Hint. Remember the triscale.experiment_sizing function? :-)

In [ ]:
########## YOUR CODE HERE ###########
# ...
#####################################

Let's now explore the dataset a little further!

  • What is the variability score of the delay metric of the bbr congestion-control scheme?

Modify the definition of the variability score to estimate the median 'percentile': 50 instead of
the 25-75th percentile range.

  • What are the values of the variability scores now? Does this make sense to you?

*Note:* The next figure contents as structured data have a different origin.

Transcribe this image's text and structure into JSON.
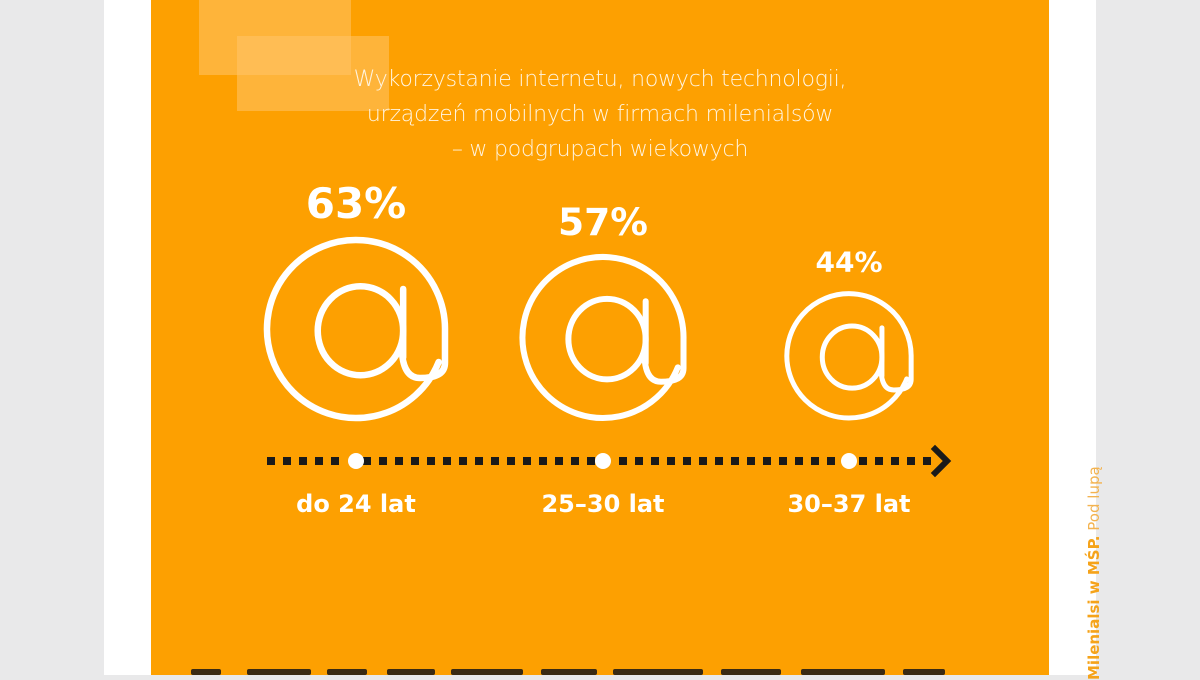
{
  "colors": {
    "panel": "#fda001",
    "foreground": "#ffffff",
    "axis_dots": "#1a1a1a",
    "accent_text": "#f5a31a"
  },
  "chart_data": {
    "type": "pictogram",
    "title_lines": [
      "Wykorzystanie internetu, nowych technologii,",
      "urządzeń mobilnych w firmach milenialsów",
      "– w podgrupach wiekowych"
    ],
    "categories": [
      "do 24 lat",
      "25–30 lat",
      "30–37 lat"
    ],
    "values": [
      63,
      57,
      44
    ],
    "value_labels": [
      "63%",
      "57%",
      "44%"
    ],
    "unit": "%",
    "icon": "at-sign-icon",
    "axis": "dotted-arrow"
  },
  "sidebar_text": {
    "bold": "Milenialsi w MŚP.",
    "light": "Pod lupą"
  }
}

Optional (and harder) questions:

  • Compute the scores for all the schemes. Do they vary a lot?
  • Do the variability scores seem "big" with respect to the range of KPI values?
  • Would you say that these experiments appear to be replicable?

Solutions


Click here show the solution: Changing the KPI definition
```python triscale.experiment_sizing(90,75,verbose=True); triscale.experiment_sizing(75,95,verbose=True); # "Best" options triscale.experiment_sizing(87,75,verbose=True); triscale.experiment_sizing(75,94,verbose=True); ``` With 10 runs, - if we set the confidence level to 75%, the largest (resp. smallest) percentile one can estimate is the 87th (resp. 13th) percentile; - if we set the percentile to 75th, the best confidence level we can get is 94%. The trade-off is using these "best" KPIs is that there is no margin for poor runs: the KPI estimate will always be the largest (resp. smallest) collected value. Moreover, if one run should fail, or not converge, then one would not have enough runs left to compute the desired KPI!

Click here show the solution: BBR delay
Simply change the metric definition in the code bloc above from `throughput` to `delay`. It leads to the following output: ``` 5 valid KPIs obtained > 87.08 86.51 86.31 87.17 85.74 in ms Variability score: 1.43 ms ```

Click here show the solution: BBR with median score
Change the percentile in score definitions from 75 to 50, and re-run the analysis. The output is the same: the scores are not affected by the change in score definitions. One would expect that a two-sided estimate of the median would be narrower than the estimate of the 25-75th percentile internal. While this is generally true, having only 5 series of runs is not enough to make a difference. This can be seen with the `robustness` parameter from `triscale.experiment_sizing`: ```python >>> triscale.experiment_sizing(50,75,robustness=1) (5,6) ``` Hence, for a two-sided confidence interval for the median, one needs at least 6 samples in order to "exclude" one.